The sense of the real, according to Ricoeur, is built up historically by the subject's experience and mediated by the social, political, economic and cultural contexts. The sense is not given by an immediate checking of the real by the subject, though built up through History. There is an historicity of the sense inherited by the cultural tradition.
There is a long way to a complete comprehension about real. The initial certainty on the Cartesian knowledge and on a right use of the language signs are not enough to point out how the real is constituted. It is necessary a psychoanalytical process, i.e., an interior analysis of the subject in order to explain non-rational conditionings of the knowledge process. This also means an enlargement of the concept of reason.
It is a very difficult and constant matter to interpret the real which proves this task is a matter of continuos interpretation. The scientific method rigorous vanish out under the impact of social, historical, political and economic and on the psychological conditionings of the subject.
The art of making Philosophy became an endless process of criticism and interpretation.
Once the social action is mediated by the signs, there exists an unveiled dispute among the various interpretation methods which generates the famous conflict of interpretation.
The points of view of Ricoeur are highly innovative and they approximate the real world philosophical reflection tradition and the interpretation of subject's action.
The approximation of the French philosopher with the psychoanalysis, mainly the Freudian one, opens a new and wide field to Philosophy.
Some of the Ricoeur's approach take us to Jung. We can point, as an example, the Ricoeur's approach to the social imaginary remind us the issue of collective unconsciousness in Jung. A more rigorous exam on this approximation between them would require a comparative study that is not the scope of this paper.
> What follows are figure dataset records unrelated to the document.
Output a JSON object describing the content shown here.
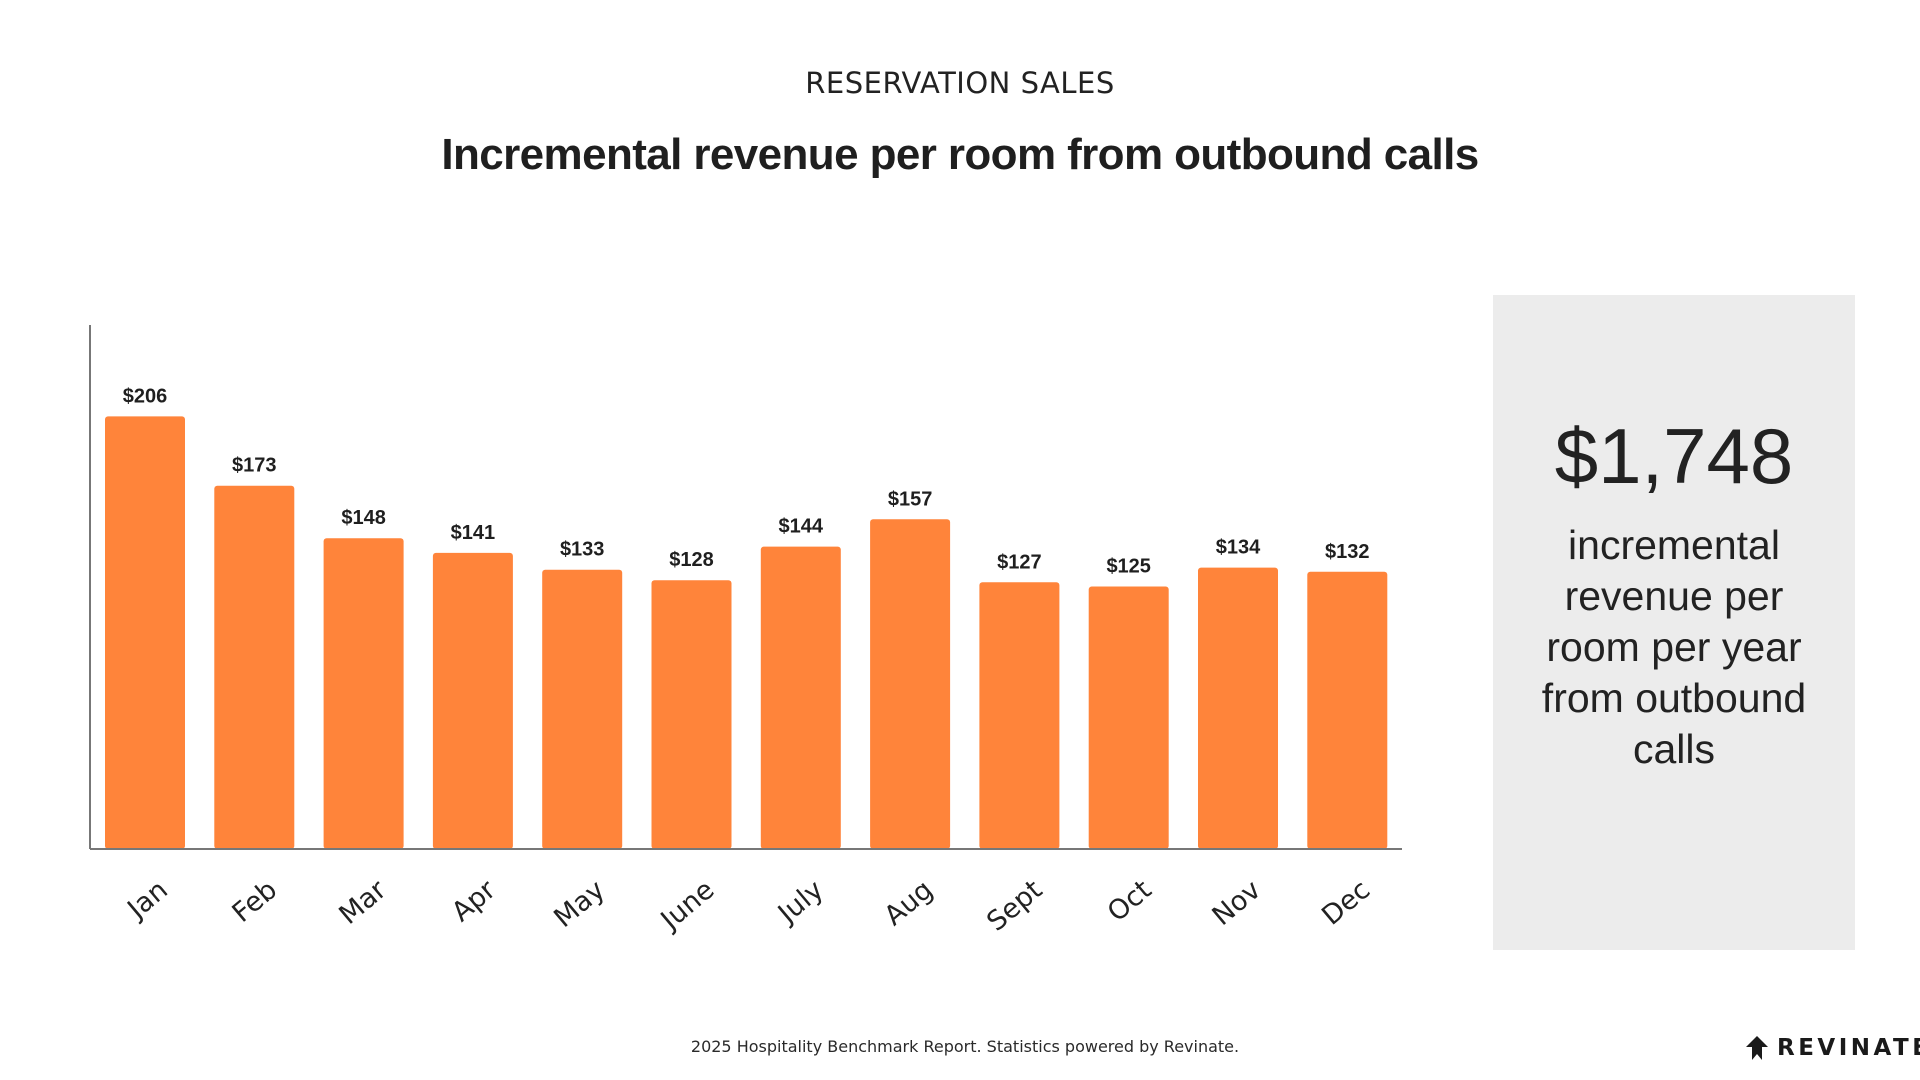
{
  "header": {
    "eyebrow": "RESERVATION SALES",
    "title": "Incremental revenue per room from outbound calls"
  },
  "chart_data": {
    "type": "bar",
    "categories": [
      "Jan",
      "Feb",
      "Mar",
      "Apr",
      "May",
      "June",
      "July",
      "Aug",
      "Sept",
      "Oct",
      "Nov",
      "Dec"
    ],
    "values": [
      206,
      173,
      148,
      141,
      133,
      128,
      144,
      157,
      127,
      125,
      134,
      132
    ],
    "data_labels": [
      "$206",
      "$173",
      "$148",
      "$141",
      "$133",
      "$128",
      "$144",
      "$157",
      "$127",
      "$125",
      "$134",
      "$132"
    ],
    "title": "Incremental revenue per room from outbound calls",
    "xlabel": "",
    "ylabel": "",
    "ylim": [
      0,
      250
    ],
    "grid": false,
    "legend": "none",
    "bar_color": "#ff843a",
    "axis_color": "#777777"
  },
  "stat_panel": {
    "value": "$1,748",
    "caption": "incremental revenue per room per year from outbound calls"
  },
  "footer": {
    "note": "2025 Hospitality Benchmark Report. Statistics powered by Revinate.",
    "brand": "REVINATE"
  }
}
I agree with Ricoeur with respect to the discussion involving ideology, because it is not possible to find a better approach than this.
Ricoeur's approach on ideology reveals the linkage between knowledge, power and ideology. We can state the ideological phenomenon is intrinsic to the human process of knowledge.
The main contribution of the French philosopher on this issue concerns the fact the ideological phenomenon is not related only to the economic phenomenon, but to the political, social and cultural ones. Ideology does not come only from the process of domination of a social class, but comes out from a system of power created in a society.
We can also state the ideological phenomenon is endless and not available, because it is not possible to sustain a non-ideological approach when talking about ideology.
Finally, following this approach, it is necessary to revise the main textbooks on ideology. Some of them need a new approach, for example, the ideology of labor, ideology and propaganda, ideology and media, textbooks' ideology and the counter-ideology. It is necessary to seek deeper sense for ideological phenomenon and related issues.
This paper is part of my Master dissertation in Social Philosophy presented at Pontifical Catholic University at Campinas.
P. RICOEUR. The conflict of interpretation.
- RICOEUR, Paul. History and Truth. Illinois: Northwestern University Press, 1965. [trans. and intr. by Charles A Kelbley Evanston].
_____________. The conflict of interpretation. Evanston Northwestern University Press, 1974.
_____________. Political and social essays. Athens: Ohio University Press, 1975.
_____________. Lectures on ideology and utopia. Chicago: University of Chicago Press, 1975.
______________. Du texte a l' action. Paris: Editions du Seuil, 1986.
_____________. Soi-meme comme un autre. Chicago: Un. Of Chicago Press, 1992. [trans. By Kathleen Blamey].